Ada satu motivasi mulia yang kita semua justru tabu membicarakannya. Melindungi
generasi bangsa dari tertularnya virus menular yang menyerang sistim imun kita
tersebut, HIV/AIDS.
Bagi masyarakat,
membicarakan kondom sama artinya dengan membicarakan seks bebas. Menyarankan menggunakan
kondom sama artinya dengan merestui perzinahan. Pola pikir sempit itu akhirnya
menjebak bangsa dalam berfikir serba negative. Lantas bagaimana ? Ya, kita rugi
sendiri dan akhirnya jadi negara terbelakang yang memiliki tingkat penderita
HIV/AIDS di atas rata-rata. Seharusnya tindakan penyelamatan dilandasi dengan
keinginan kuat dari masyarakatnya sendiri.
Padahal kalau
kita mau terbuka sedikit saja, mencoba untuk menyadari bahwa kemajuan
perkembangan jaman jelas membuat generasi dibawah kita lebih cepat menangkap
informasi ketimbang kita dahulu, maka niscaya kita bisa menyelamatkan masa
depan bangsa. Kita tidak mungkin mencegah perkembangan jaman. Internet kini
sudah masuk hingga pelosok. Usia remaja adalah usia dimana rasa ingin tau lebih
besar dari kemampuannya untuk mengolah pengetahuan tersebut. Hingga akhirnya
terciptalah kemudahan mendapat informasi seksualitas tanpa arahan. Disini
pentingnya program seks edukasi yang ironisnya malah dipandang negative olah
para orang tua. Padahal membiarkan anak-anaknya mengetahui informasi
seksualitas tanpa arahan, lebih cepat menjerumuskan anak dalam seks bebas.
Gejolak hormonal
usia remaja berbanding lurus dengan potensi penyebaran virus HIV/AIDS. Orangtua
tidak mungkin bisa mengawasi anak-anaknya secara langsung. Maka yang harus
dilakukan adalah membekali anak kita dengan iman yang kuat dan kondom pada
dompet mereka. Ini serius. Artinya, bukan kita lantas membiarkan mereka
melakukan seks bebas asal pakai kondom, tapi lebih pada kita upayakan mereka
untuk tidak sembarangan beraktivitas seksual.
Tidak melakukan
hubungan seksual sebelum menikah itu baik, sangat baik.Tapi jika itu sudah
teratasi tentunya untuk apa saya repot-repot membuat tulisan ini. Pendapat ini
tertulis karena saya menyadari bahwa iman remaja sebagai tameng ring 1 sudah
tertembus. Maka yang kini masuk wilayah penyelamatan adalah indikasi
terinfeksinya mereka dari virus itu. Lagi-lagi, kondomlah solusinya.
Bisa jadi, jika
kita membekali anak-anak kita dengan kondom, mereka justru takut untuk melakukan
aktivitas tersebut. Bagaimanapun juga mereka akan menyadari mengapa orangtuanya
mau repot memasukkan kondom sebagai barang wajib dalam dompet mereka, semata
agar tak terinfeksi. Minimal itu
mengingatkan mereka bahwa dibalik kenikmatan yang hanya hitungan menit itu, ada
dosa besar yang akan dibayar tunai oleh Tuhan. Salah satunya melalui HIV/AIDS.
Setiap orang
memiliki potensi tertular. Jika diatas saya cerewet untuk membekali remaja
dengan kondom, mulai paragraph ini saya
menempatkan diri untuk menyapa mereka yang telah terinfeksi . Jangan pernah
sedih, para penderita HIV/AIDS bukan monster yang harus dijauhi. Kita dan penderita masih sama-sama manusia.

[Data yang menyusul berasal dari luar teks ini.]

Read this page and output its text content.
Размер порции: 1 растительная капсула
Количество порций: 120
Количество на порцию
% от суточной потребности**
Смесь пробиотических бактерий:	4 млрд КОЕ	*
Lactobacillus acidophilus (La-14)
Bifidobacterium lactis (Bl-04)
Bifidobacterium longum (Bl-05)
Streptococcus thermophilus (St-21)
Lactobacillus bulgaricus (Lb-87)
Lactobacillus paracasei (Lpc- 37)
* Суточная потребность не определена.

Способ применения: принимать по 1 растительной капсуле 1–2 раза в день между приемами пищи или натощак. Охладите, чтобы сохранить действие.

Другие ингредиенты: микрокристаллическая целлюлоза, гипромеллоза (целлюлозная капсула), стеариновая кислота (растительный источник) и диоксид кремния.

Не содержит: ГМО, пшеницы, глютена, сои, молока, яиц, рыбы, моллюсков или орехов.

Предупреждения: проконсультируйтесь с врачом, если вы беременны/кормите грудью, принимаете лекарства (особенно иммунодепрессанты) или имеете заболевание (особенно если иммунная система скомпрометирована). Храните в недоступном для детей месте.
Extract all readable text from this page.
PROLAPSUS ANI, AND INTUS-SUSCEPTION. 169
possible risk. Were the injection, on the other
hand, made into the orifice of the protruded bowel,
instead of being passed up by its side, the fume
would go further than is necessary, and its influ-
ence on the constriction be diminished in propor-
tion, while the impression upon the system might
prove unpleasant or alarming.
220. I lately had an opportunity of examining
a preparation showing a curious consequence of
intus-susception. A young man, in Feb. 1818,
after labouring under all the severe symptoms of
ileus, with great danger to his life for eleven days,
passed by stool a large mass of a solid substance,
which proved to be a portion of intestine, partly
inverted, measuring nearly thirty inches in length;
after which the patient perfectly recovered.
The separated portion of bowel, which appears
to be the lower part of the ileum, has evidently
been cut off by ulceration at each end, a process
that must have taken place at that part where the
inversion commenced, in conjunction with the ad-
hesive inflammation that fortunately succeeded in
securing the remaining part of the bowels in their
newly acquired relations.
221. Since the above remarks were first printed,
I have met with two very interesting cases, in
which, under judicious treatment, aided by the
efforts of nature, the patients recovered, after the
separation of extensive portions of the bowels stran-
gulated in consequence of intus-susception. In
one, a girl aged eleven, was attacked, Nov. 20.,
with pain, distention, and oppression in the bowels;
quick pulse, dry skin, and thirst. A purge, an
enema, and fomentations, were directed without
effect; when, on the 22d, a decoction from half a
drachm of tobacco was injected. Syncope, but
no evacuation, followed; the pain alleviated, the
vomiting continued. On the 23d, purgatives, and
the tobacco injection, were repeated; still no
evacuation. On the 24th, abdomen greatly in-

Hanya saja mereka punya kelebihan untuk mengetahui bahwa mereka dekat kematian.
Mereka hidup untuk menunggu mati, sedang kita hidup karena takut mati. Disitu
mereka adalah orang yang beruntung.
Satu hal yang
pasti dalam hidup adalah kematian. Yang terkena HIV/AIDS akan mati, yang sehat
pun akan mati. Karena itu, kita dan mereka sama sekali tak berbeda.